School of rock

So you wanna be a rock star? Who doesn’t? Before you start collecting groupies, working on your rehab publicity and paying somebody to sort out all the greens from a bag of M&Ms, you should probably learn to play a few notes on the guitar. No worries, here’s everything you’ll need to have a sold-out stadium chanting “Freebird” in no time!




Fretlight Vintage Electric Guitar
Otek Music Systems

Quite possibly the coolest music technology to emerge in years, the Fretlight Vintage Electric Guitar brings music lessons into the Space Age for $499.95. Produced by Reno’s own Optek Music Systems, the Fretlight has 132 LED lights placed into the fretboard of the guitar.

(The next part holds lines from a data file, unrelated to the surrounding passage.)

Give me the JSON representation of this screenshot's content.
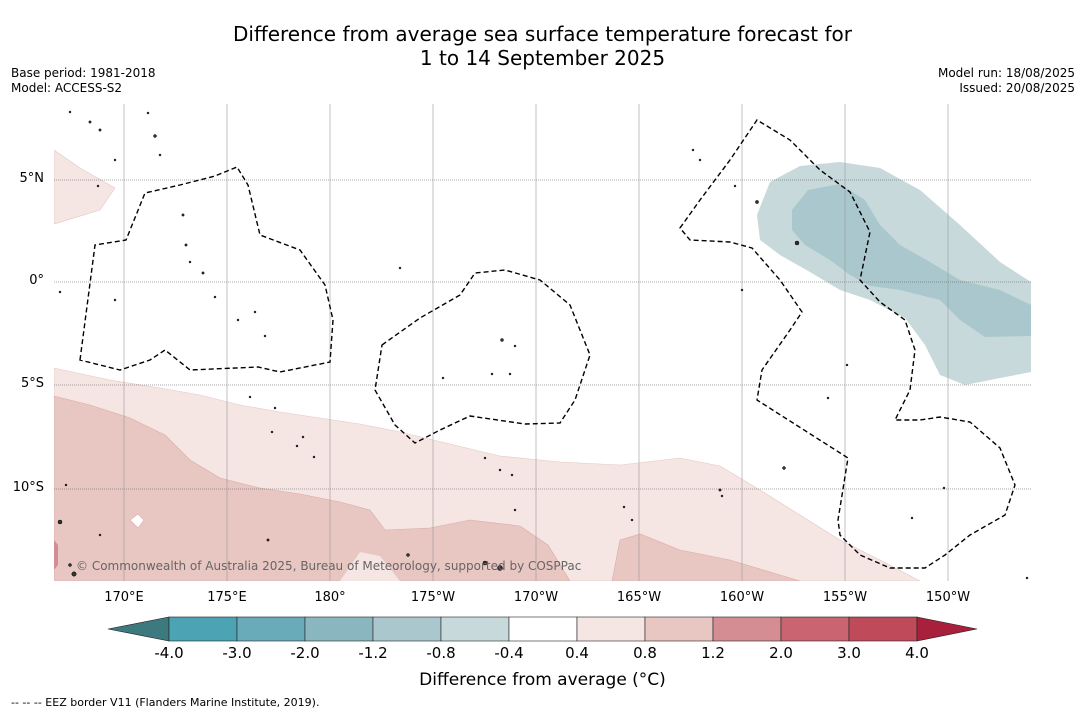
{
  "title": {
    "line1": "Difference from average sea surface temperature forecast for",
    "line2": "1 to 14 September 2025"
  },
  "meta_left": {
    "base_period": "Base period: 1981-2018",
    "model": "Model: ACCESS-S2"
  },
  "meta_right": {
    "model_run": "Model run: 18/08/2025",
    "issued": "Issued: 20/08/2025"
  },
  "map": {
    "lon_labels": [
      "170°E",
      "175°E",
      "180°",
      "175°W",
      "170°W",
      "165°W",
      "160°W",
      "155°W",
      "150°W"
    ],
    "lat_labels": [
      "5°N",
      "0°",
      "5°S",
      "10°S"
    ],
    "copyright": "© Commonwealth of Australia 2025, Bureau of Meteorology, supported by COSPPac",
    "gridlines": true,
    "eez_border_style": "dashed"
  },
  "colorbar": {
    "ticks": [
      "-4.0",
      "-3.0",
      "-2.0",
      "-1.2",
      "-0.8",
      "-0.4",
      "0.4",
      "0.8",
      "1.2",
      "2.0",
      "3.0",
      "4.0"
    ],
    "colors": [
      "#3d7a80",
      "#4ba3b4",
      "#6aabba",
      "#8ab6bf",
      "#a9c7cc",
      "#c7d9db",
      "#ffffff",
      "#f5e5e3",
      "#e8c6c2",
      "#d48d93",
      "#c96470",
      "#bf4a5a",
      "#a8203c"
    ],
    "label": "Difference from average (°C)"
  },
  "footnote": "--  --  -- EEZ border V11 (Flanders Marine Institute, 2019)."
}
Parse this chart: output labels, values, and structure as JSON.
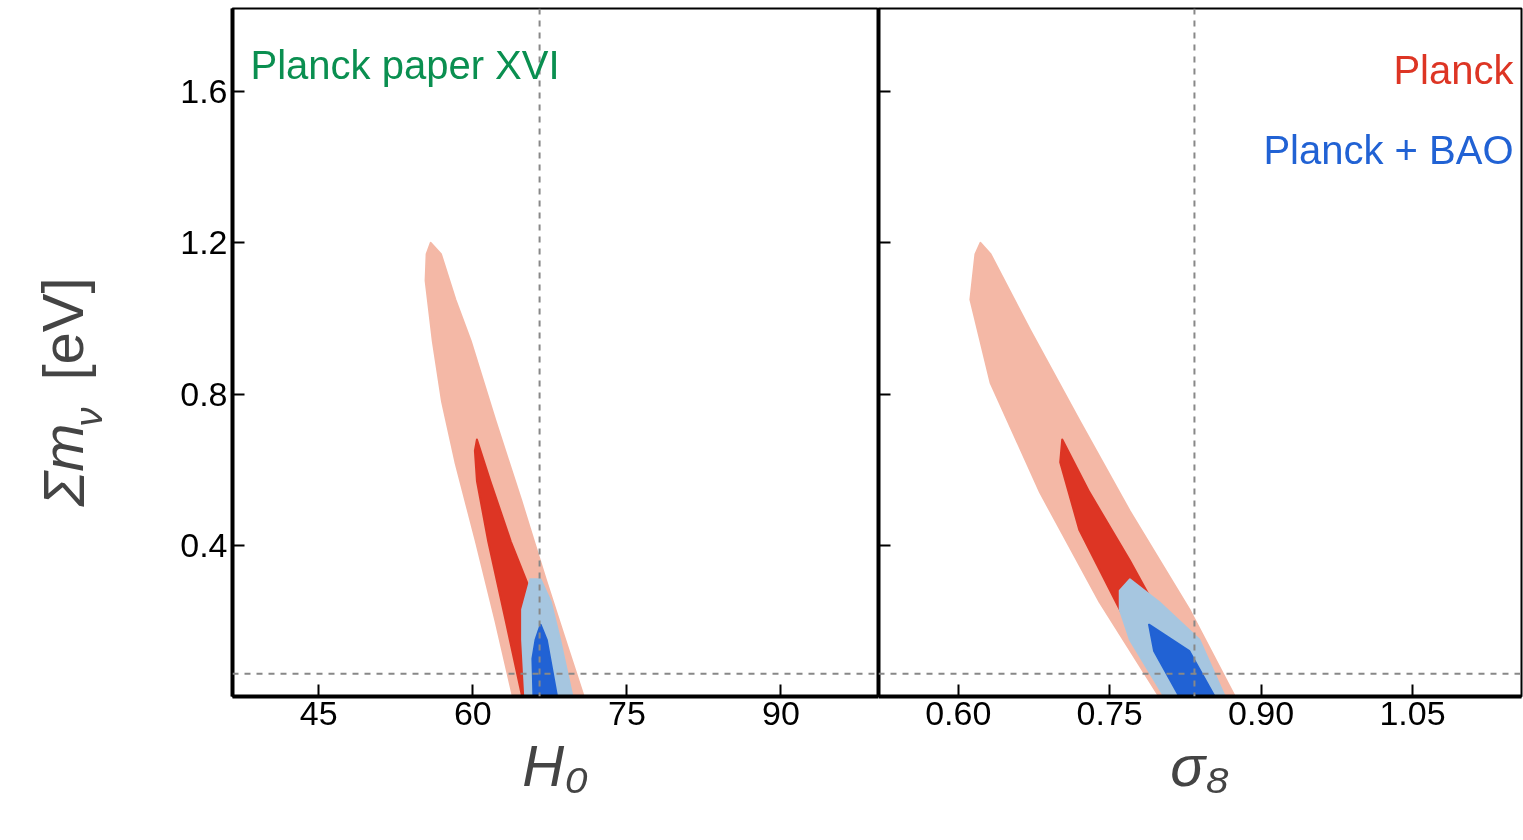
{
  "chart_data": [
    {
      "type": "area",
      "xlabel": "H₀",
      "ylabel": "Σm$_{ν}$ [eV]",
      "annotations": [
        "Planck paper XVI"
      ],
      "xlim": [
        36.6,
        99.5
      ],
      "xticks": [
        45,
        60,
        75,
        90
      ],
      "ylim": [
        0,
        1.82
      ],
      "yticks": [
        0.4,
        0.8,
        1.2,
        1.6
      ],
      "grid": false,
      "legend": false,
      "marker": "none",
      "ref_lines": [
        {
          "axis": "x",
          "value": 66.5,
          "color": "#888888",
          "line_style": "dashed"
        },
        {
          "axis": "y",
          "value": 0.06,
          "color": "#888888",
          "line_style": "dashed"
        }
      ],
      "series": [
        {
          "color": "#f4b8a6",
          "x": [
            55.9,
            56.9,
            58.3,
            59.8,
            62.2,
            64.7,
            67.1,
            69.0,
            70.8,
            63.9,
            62.2,
            60.3,
            58.3,
            57.0,
            56.1,
            55.4,
            55.5
          ],
          "values": [
            1.2,
            1.17,
            1.05,
            0.94,
            0.73,
            0.52,
            0.31,
            0.15,
            0,
            0,
            0.2,
            0.41,
            0.62,
            0.78,
            0.94,
            1.1,
            1.17
          ]
        },
        {
          "color": "#dd3524",
          "x": [
            60.4,
            61.7,
            63.7,
            65.6,
            68.1,
            68.5,
            64.8,
            63.2,
            61.5,
            60.4,
            60.2
          ],
          "values": [
            0.68,
            0.57,
            0.41,
            0.28,
            null,
            0,
            0,
            0.2,
            0.41,
            0.57,
            0.65
          ]
        },
        {
          "color": "#a6c6e0",
          "x": [
            65.0,
            65.6,
            66.6,
            67.6,
            68.5,
            69.7,
            65.1,
            64.8,
            64.8
          ],
          "values": [
            0.25,
            0.31,
            0.31,
            0.25,
            0.15,
            0,
            0,
            0.15,
            0.23
          ]
        },
        {
          "color": "#2162d4",
          "x": [
            66.1,
            66.6,
            67.2,
            68.2,
            65.9,
            65.8
          ],
          "values": [
            0.15,
            0.19,
            0.15,
            0,
            0,
            0.1
          ]
        }
      ]
    },
    {
      "type": "area",
      "xlabel": "σ₈",
      "tick_labels": "x",
      "xlim": [
        0.521,
        1.158
      ],
      "xticks": [
        {
          "value": 0.6,
          "label": "0.60"
        },
        {
          "value": 0.75,
          "label": "0.75"
        },
        {
          "value": 0.9,
          "label": "0.90"
        },
        1.05
      ],
      "ylim": [
        0,
        1.82
      ],
      "yticks": [
        0.4,
        0.8,
        1.2,
        1.6
      ],
      "grid": false,
      "legend": "top right",
      "marker": "none",
      "ref_lines": [
        {
          "axis": "x",
          "value": 0.834,
          "color": "#888888",
          "line_style": "dashed"
        },
        {
          "axis": "y",
          "value": 0.06,
          "color": "#888888",
          "line_style": "dashed"
        }
      ],
      "series": [
        {
          "color": "#f4b8a6",
          "x": [
            0.622,
            0.632,
            0.671,
            0.72,
            0.77,
            0.829,
            0.874,
            0.799,
            0.74,
            0.681,
            0.632,
            0.612,
            0.617
          ],
          "values": [
            1.2,
            1.17,
            0.97,
            0.73,
            0.49,
            0.23,
            0,
            0,
            0.25,
            0.54,
            0.83,
            1.05,
            1.17
          ]
        },
        {
          "name": "Planck",
          "color": "#dd3524",
          "x": [
            0.703,
            0.73,
            0.77,
            0.819,
            0.844,
            0.809,
            0.76,
            0.72,
            0.701
          ],
          "values": [
            0.68,
            0.54,
            0.36,
            null,
            0,
            0,
            0.23,
            0.44,
            0.62
          ]
        },
        {
          "color": "#a6c6e0",
          "x": [
            0.76,
            0.77,
            0.799,
            0.839,
            0.864,
            0.804,
            0.77,
            0.76
          ],
          "values": [
            0.28,
            0.31,
            0.25,
            0.15,
            0,
            0,
            0.15,
            0.23
          ]
        },
        {
          "name": "Planck + BAO",
          "color": "#2162d4",
          "x": [
            0.789,
            0.829,
            0.854,
            0.819,
            0.794
          ],
          "values": [
            0.19,
            0.12,
            0,
            0,
            0.12
          ]
        }
      ]
    }
  ]
}
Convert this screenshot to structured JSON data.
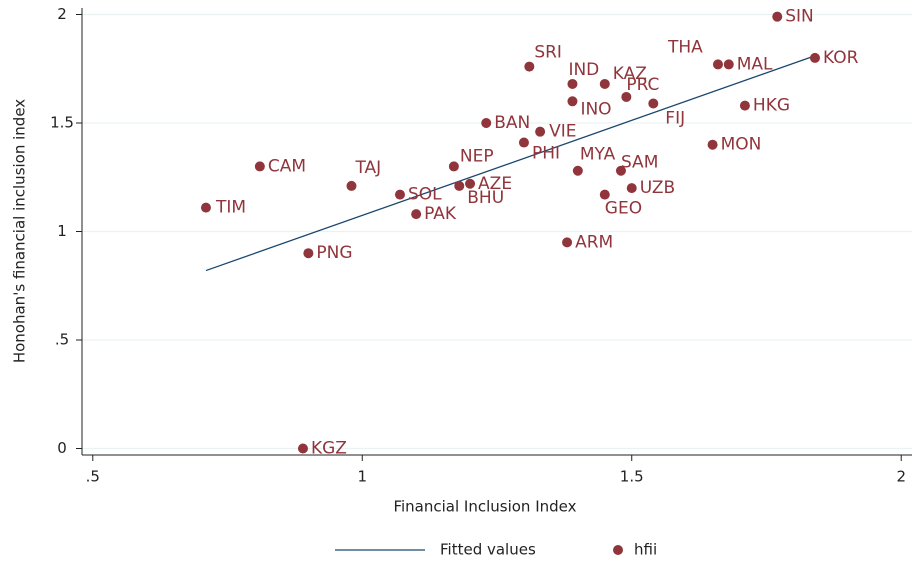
{
  "chart_data": {
    "type": "scatter",
    "x_label": "Financial Inclusion Index",
    "y_label": "Honohan's financial inclusion index",
    "xlim": [
      0.48,
      2.02
    ],
    "xticks": [
      {
        "value": 0.5,
        "label": ".5"
      },
      1,
      1.5,
      2
    ],
    "ylim": [
      -0.03,
      2.03
    ],
    "yticks": [
      0,
      {
        "value": 0.5,
        "label": ".5"
      },
      1,
      1.5,
      2
    ],
    "grid": true,
    "legend": "bottom",
    "series": [
      {
        "name": "Fitted values",
        "type": "line",
        "color": "#1a476f",
        "x": [
          0.71,
          1.84
        ],
        "values": [
          0.82,
          1.81
        ]
      },
      {
        "name": "hfii",
        "type": "scatter",
        "color": "#90353b",
        "labels": [
          "SIN",
          "KOR",
          "THA",
          "MAL",
          "SRI",
          "IND",
          "KAZ",
          "PRC",
          "INO",
          "FIJ",
          "HKG",
          "BAN",
          "VIE",
          "PHI",
          "MON",
          "CAM",
          "NEP",
          "TAJ",
          "MYA",
          "SAM",
          "AZE",
          "BHU",
          "SOL",
          "UZB",
          "GEO",
          "TIM",
          "PAK",
          "ARM",
          "PNG",
          "KGZ"
        ],
        "x": [
          1.77,
          1.84,
          1.66,
          1.68,
          1.31,
          1.39,
          1.45,
          1.49,
          1.39,
          1.54,
          1.71,
          1.23,
          1.33,
          1.3,
          1.65,
          0.81,
          1.17,
          0.98,
          1.4,
          1.48,
          1.2,
          1.18,
          1.07,
          1.5,
          1.45,
          0.71,
          1.1,
          1.38,
          0.9,
          0.89
        ],
        "values": [
          1.99,
          1.8,
          1.77,
          1.77,
          1.76,
          1.68,
          1.68,
          1.62,
          1.6,
          1.59,
          1.58,
          1.5,
          1.46,
          1.41,
          1.4,
          1.3,
          1.3,
          1.21,
          1.28,
          1.28,
          1.22,
          1.21,
          1.17,
          1.2,
          1.17,
          1.11,
          1.08,
          0.95,
          0.9,
          0
        ]
      }
    ]
  }
}
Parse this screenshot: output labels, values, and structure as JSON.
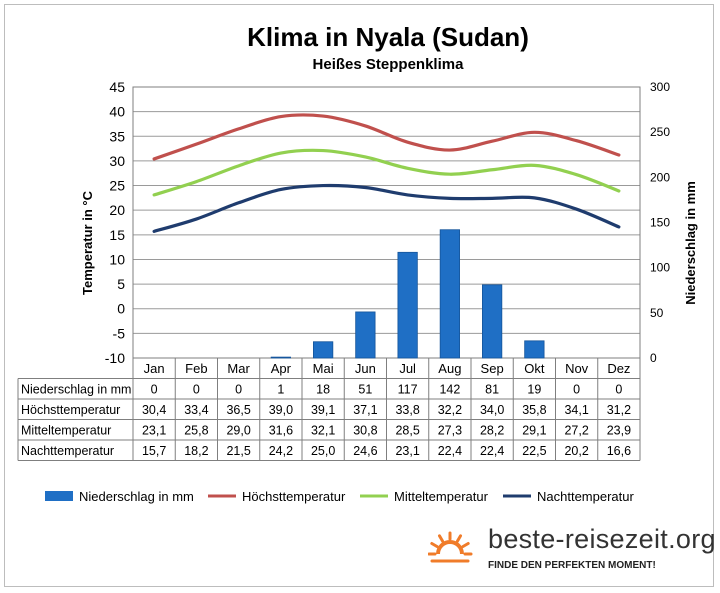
{
  "chart_data": {
    "type": "bar+line",
    "title": "Klima in Nyala (Sudan)",
    "subtitle": "Heißes Steppenklima",
    "ylabel_left": "Temperatur in °C",
    "ylabel_right": "Niederschlag in mm",
    "ylim_left": [
      -10,
      45
    ],
    "ylim_right": [
      0,
      300
    ],
    "yticks_left": [
      "45",
      "40",
      "35",
      "30",
      "25",
      "20",
      "15",
      "10",
      "5",
      "0",
      "-5",
      "-10"
    ],
    "yticks_right": [
      "300",
      "250",
      "200",
      "150",
      "100",
      "50",
      "0"
    ],
    "grid": true,
    "legend_position": "bottom",
    "categories": [
      "Jan",
      "Feb",
      "Mar",
      "Apr",
      "Mai",
      "Jun",
      "Jul",
      "Aug",
      "Sep",
      "Okt",
      "Nov",
      "Dez"
    ],
    "series": [
      {
        "name": "Niederschlag in mm",
        "kind": "bar",
        "axis": "right",
        "color": "#1f6fc5",
        "values": [
          0,
          0,
          0,
          1,
          18,
          51,
          117,
          142,
          81,
          19,
          0,
          0
        ],
        "labels": [
          "0",
          "0",
          "0",
          "1",
          "18",
          "51",
          "117",
          "142",
          "81",
          "19",
          "0",
          "0"
        ]
      },
      {
        "name": "Höchsttemperatur",
        "kind": "line",
        "axis": "left",
        "color": "#c0504d",
        "values": [
          30.4,
          33.4,
          36.5,
          39.0,
          39.1,
          37.1,
          33.8,
          32.2,
          34.0,
          35.8,
          34.1,
          31.2
        ],
        "labels": [
          "30,4",
          "33,4",
          "36,5",
          "39,0",
          "39,1",
          "37,1",
          "33,8",
          "32,2",
          "34,0",
          "35,8",
          "34,1",
          "31,2"
        ]
      },
      {
        "name": "Mitteltemperatur",
        "kind": "line",
        "axis": "left",
        "color": "#92d050",
        "values": [
          23.1,
          25.8,
          29.0,
          31.6,
          32.1,
          30.8,
          28.5,
          27.3,
          28.2,
          29.1,
          27.2,
          23.9
        ],
        "labels": [
          "23,1",
          "25,8",
          "29,0",
          "31,6",
          "32,1",
          "30,8",
          "28,5",
          "27,3",
          "28,2",
          "29,1",
          "27,2",
          "23,9"
        ]
      },
      {
        "name": "Nachttemperatur",
        "kind": "line",
        "axis": "left",
        "color": "#1f3c6e",
        "values": [
          15.7,
          18.2,
          21.5,
          24.2,
          25.0,
          24.6,
          23.1,
          22.4,
          22.4,
          22.5,
          20.2,
          16.6
        ],
        "labels": [
          "15,7",
          "18,2",
          "21,5",
          "24,2",
          "25,0",
          "24,6",
          "23,1",
          "22,4",
          "22,4",
          "22,5",
          "20,2",
          "16,6"
        ]
      }
    ]
  },
  "brand": {
    "name": "beste-reisezeit.org",
    "slogan": "FINDE DEN PERFEKTEN MOMENT!",
    "icon": "sun-icon",
    "icon_color": "#f07c2a"
  }
}
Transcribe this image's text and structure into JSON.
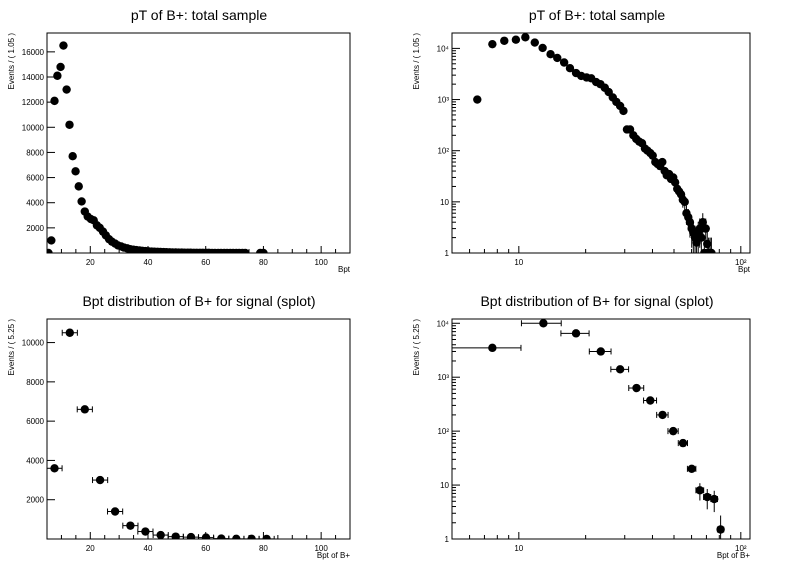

When synced with your computer via a USB cable, the notes light up on the fret board during your lessons showing you exactly where to place your fingers and how long to hold the note. The first 30 lessons, which are included with the guitar, are self-paced and very easy to understand, so even a complete novice can follow along. The best part is, when the guitar isn’t connected to the computer, it’s completely indistinguishable from a normal electric guitar. So once you’ve learned to shred, you can take the stage and not lose any rock cred.




Electric Guitar for Beginners DVDs

Homespun Videos

Until you know the guitar is something you want to pursue and not just a fleeting dream, you should find an inexpensive means of practicing. A DVD series, such as this one taught by Adam Traum, will give you the basics. Homespun Videos could have made the format more user-friendly and fun, but it works for what it is. You’ll have to deal with monotone instructions and the need to constantly pause the tutorials as it plays on your TV, but you can’t beat it for $29.95.




Guitar Hero 2

Red Octane

To be a rock star you need flair, you need arrogance, and you need to kick some musical ass. Enter “Guitar Hero 2” for Xbox 360. Instead of a basic controller, players use a guitar with five buttons on the neck to strum out the notes in rhythm with famous rock songs. Quite simply, it’s addicting. The game offers free play, a career mode and a two-player mode so you can go head-to-head against a fellow headbanger. Sure, after 300 caffeine-driven hours at the helm, you still won’t be able to play a scale on a real guitar, but you’ll be able to fake Kansas’ “Wayward Son” in true rock-star style for $89.99.